My turn! Libya, France, ICC battle over Gaddafi spy chief
“Libya’s Foreign Service is in touch with its Mauritanian colleagues. We are planning to send a delegation to Nouakchott,” Foreign Ministry spokesman Saad Elshlmani said on Sunday.
Tripoli’s initiative is backed by Interpol, which has issued a warrant for al-Senussi’s arrest and extradition to Libya. More specifically, Interpol’s red notice relates to fraud offenses including embezzlement of public funds and misuse of power for personal benefit.
However, the question of where al-Senussi is to be brought to justice remains open. Libya has serious rivals in the battle for Gaddafi's former intelligence chief: France and the International Criminal Court have also filed extradition requests with Mauritanian authorities.

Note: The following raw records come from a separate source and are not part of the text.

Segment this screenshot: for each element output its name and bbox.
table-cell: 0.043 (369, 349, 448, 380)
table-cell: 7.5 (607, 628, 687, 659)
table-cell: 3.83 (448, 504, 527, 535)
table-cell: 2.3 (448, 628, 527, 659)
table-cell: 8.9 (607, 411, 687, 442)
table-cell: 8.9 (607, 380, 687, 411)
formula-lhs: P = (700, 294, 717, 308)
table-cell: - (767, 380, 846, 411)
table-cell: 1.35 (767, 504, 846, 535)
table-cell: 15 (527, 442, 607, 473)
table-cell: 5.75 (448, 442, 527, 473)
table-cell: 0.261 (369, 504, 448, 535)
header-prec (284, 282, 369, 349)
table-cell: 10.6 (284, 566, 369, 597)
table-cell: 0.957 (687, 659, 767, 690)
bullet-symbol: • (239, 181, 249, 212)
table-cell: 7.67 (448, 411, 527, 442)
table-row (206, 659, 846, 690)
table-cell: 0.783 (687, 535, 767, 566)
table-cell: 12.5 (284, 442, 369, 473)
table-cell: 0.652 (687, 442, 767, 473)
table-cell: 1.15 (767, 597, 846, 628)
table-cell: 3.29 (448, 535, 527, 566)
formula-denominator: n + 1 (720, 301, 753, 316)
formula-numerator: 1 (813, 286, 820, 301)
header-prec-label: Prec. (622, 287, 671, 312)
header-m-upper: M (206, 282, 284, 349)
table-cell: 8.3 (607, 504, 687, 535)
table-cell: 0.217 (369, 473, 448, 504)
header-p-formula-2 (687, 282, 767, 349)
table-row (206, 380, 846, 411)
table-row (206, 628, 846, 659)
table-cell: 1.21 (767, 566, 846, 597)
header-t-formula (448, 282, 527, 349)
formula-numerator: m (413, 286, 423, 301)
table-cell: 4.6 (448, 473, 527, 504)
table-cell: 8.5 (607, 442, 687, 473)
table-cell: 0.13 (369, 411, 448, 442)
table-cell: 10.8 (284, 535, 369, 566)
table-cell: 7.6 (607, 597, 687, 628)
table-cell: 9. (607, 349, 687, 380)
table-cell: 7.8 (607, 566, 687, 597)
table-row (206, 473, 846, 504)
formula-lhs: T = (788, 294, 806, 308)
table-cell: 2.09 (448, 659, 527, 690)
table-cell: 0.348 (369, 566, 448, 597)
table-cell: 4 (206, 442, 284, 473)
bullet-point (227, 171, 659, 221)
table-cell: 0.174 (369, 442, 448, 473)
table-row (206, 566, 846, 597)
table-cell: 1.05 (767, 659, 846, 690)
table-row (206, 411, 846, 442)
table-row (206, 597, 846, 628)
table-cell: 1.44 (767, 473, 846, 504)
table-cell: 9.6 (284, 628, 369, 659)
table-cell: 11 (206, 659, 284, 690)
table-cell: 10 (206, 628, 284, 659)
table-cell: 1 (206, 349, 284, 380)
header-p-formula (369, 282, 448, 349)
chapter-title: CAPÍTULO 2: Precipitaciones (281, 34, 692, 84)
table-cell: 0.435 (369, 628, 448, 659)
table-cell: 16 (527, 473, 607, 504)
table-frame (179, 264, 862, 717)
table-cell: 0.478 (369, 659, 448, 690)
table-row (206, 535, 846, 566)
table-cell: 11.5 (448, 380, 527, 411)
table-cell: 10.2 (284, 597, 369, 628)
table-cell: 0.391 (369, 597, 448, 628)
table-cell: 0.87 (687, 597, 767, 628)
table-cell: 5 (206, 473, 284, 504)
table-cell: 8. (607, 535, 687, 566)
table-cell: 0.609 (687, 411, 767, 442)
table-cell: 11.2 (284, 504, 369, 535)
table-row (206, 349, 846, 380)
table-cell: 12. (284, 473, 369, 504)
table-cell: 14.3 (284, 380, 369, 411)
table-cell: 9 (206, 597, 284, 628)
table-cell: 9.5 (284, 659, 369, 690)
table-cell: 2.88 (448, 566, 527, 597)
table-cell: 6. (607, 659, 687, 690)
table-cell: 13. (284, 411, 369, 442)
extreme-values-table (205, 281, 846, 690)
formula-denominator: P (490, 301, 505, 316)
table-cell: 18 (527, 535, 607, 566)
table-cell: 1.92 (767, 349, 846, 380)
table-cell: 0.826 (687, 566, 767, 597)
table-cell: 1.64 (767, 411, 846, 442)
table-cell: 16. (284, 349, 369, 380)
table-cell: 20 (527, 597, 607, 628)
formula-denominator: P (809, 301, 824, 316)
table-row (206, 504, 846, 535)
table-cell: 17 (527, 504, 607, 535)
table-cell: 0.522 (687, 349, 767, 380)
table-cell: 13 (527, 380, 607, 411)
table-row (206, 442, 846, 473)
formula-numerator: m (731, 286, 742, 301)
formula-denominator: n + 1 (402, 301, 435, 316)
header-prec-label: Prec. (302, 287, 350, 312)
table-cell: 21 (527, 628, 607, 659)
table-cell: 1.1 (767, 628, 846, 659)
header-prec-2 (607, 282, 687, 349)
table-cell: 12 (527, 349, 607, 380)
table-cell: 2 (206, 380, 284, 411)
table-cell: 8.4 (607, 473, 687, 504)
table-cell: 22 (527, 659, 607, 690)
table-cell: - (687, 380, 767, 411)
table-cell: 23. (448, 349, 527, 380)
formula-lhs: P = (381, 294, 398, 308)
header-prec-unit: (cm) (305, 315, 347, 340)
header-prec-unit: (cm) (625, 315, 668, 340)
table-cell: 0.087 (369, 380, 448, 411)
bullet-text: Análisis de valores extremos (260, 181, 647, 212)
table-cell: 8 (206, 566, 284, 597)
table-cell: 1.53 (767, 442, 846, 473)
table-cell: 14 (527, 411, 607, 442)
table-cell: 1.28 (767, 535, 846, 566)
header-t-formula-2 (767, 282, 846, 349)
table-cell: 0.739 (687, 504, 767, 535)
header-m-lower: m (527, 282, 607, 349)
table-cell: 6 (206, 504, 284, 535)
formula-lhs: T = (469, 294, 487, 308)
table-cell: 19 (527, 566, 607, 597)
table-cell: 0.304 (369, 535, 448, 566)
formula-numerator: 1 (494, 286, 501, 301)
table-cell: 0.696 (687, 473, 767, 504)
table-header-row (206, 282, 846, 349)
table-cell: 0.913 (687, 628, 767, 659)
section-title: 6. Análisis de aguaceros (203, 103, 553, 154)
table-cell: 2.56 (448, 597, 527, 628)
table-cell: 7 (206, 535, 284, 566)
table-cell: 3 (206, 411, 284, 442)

The new Libya's judicial system is being doubted by some international rights groups, who say it is too weak to give al-Senussi a fair trial.
Libya, however, rejects this claim. "Our courts are very good, even excellent, especially in Tripoli, and we are able to carry out his trial according to international standards," said Ali Hmeida Ashur, the Libyan Minister of Justice.
Al-Senussi was arrested by Mauritanian authorities at the airport in Nouakchott on Saturday. Gaddafi's close associate is wanted by the ICC for crimes against humanity.